Eines Tages wird die hochintelligente Professorin Ida, mit der Renzi eine geheime Affaire beginnt, das Opfer eines Mordes. Das FBI ermittelt und zunächst wird der Fall zu den Akten gelegt, weil er wie ein Unfall aussieht. War es wirklich ein Unfall? Das FBI vermutet, dass sie durchaus auch eine Komplizin des Briefbombers gewesen sein könnte. Und hier kommt eigentlich der Titel ins Spiel (sic!), denn "Ida" bedeutet "Weg ohne Wiederkehr".
Piglia lässt Renzi zunächst in den Keller der Paranoia hinunter, denn freilich ist er zunächst einmal verdächtig und lernt die Gemeinsamkeiten der Argentinischen Junta und der Amerikanischen Ermittler kennen.
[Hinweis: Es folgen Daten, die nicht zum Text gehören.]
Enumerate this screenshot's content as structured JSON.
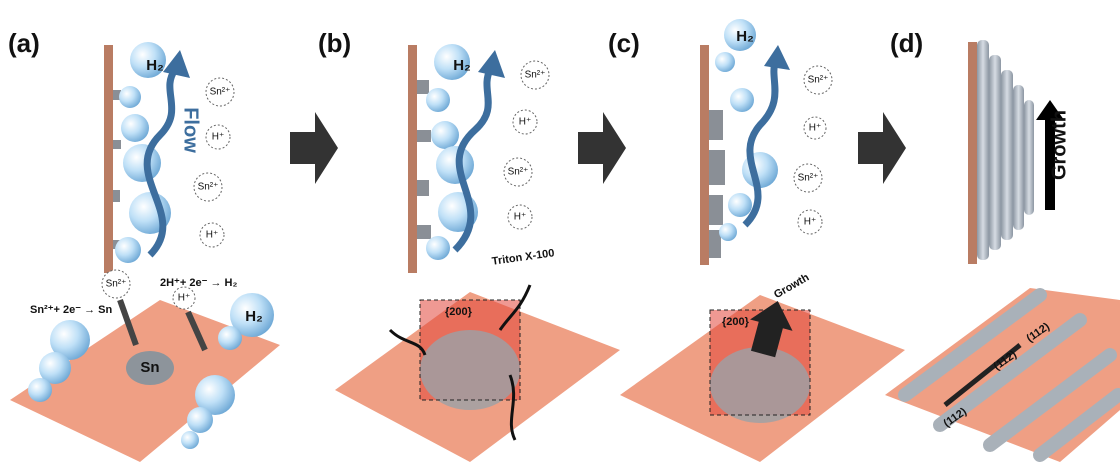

Viele der herausragenden Lateinamerikanischen Bücher bieten diesen doppelten Boden einer ungewissen Realität. Damit spiele ich auf den Magischen Realismus an, der ohnehin eine Erfindung westlichen Marketings war. Tatsächlich aber ist das Kafkaeske allgegenwärtig. Hier in Form des Dekans D'Amato, dem ausgesprochenen Melville-Kenner, der sich einen lebenden Weißen Hai im Keller hält. Oder die Vorstellung, dass Finnegans Wake gerne von Philosophen und Mathematikern gelesen wird. Mathematiker seien affektierte, gelangweilte Menschen, deren Kreativität meist vor dem fünfundzwanzigsten Lebensjahr versiegt. Die meiste Zeit vertreiben sie sich mit der Lektüre von Joyce.
Der Unabomber
Es ist etwas Merkwürdig, dass die teuerste und aufwendigste Verbrecherjagd in der Geschichte der USA heute etwas in Vergessenheit geraten ist. Gemeint ist der Fall Ted Kaczynski, einem der genialsten Mathematiker seiner Zeit. Verwiesen sei hier auf die Dokumentation von Lutz Dammbeck.
Das Besondere an Piglias Buch (bei ihm heißt der Bomber "Munk") ist jedoch nicht das Umweben dieser Geschichte, sondern die explosive Sprengkraft der Literatur, die wohl nur deshalb unterschätzt wird, weil sie die meisten Menschen entweder als Mainstream-Unterhaltung oder als intellektuelles Konstrukt vergangener Tage interpretieren, wohl gerade, weil kaum mehr ersichtlich ist, dass Sprache das einzige ist, was uns wirklich von Tieren unterscheidet. Im Guten wie im Schlechten, der Mensch und seine Umwelt ist nur das Konstrukt seiner Sprache; wo seine Sprache endet, endet sein Horizont.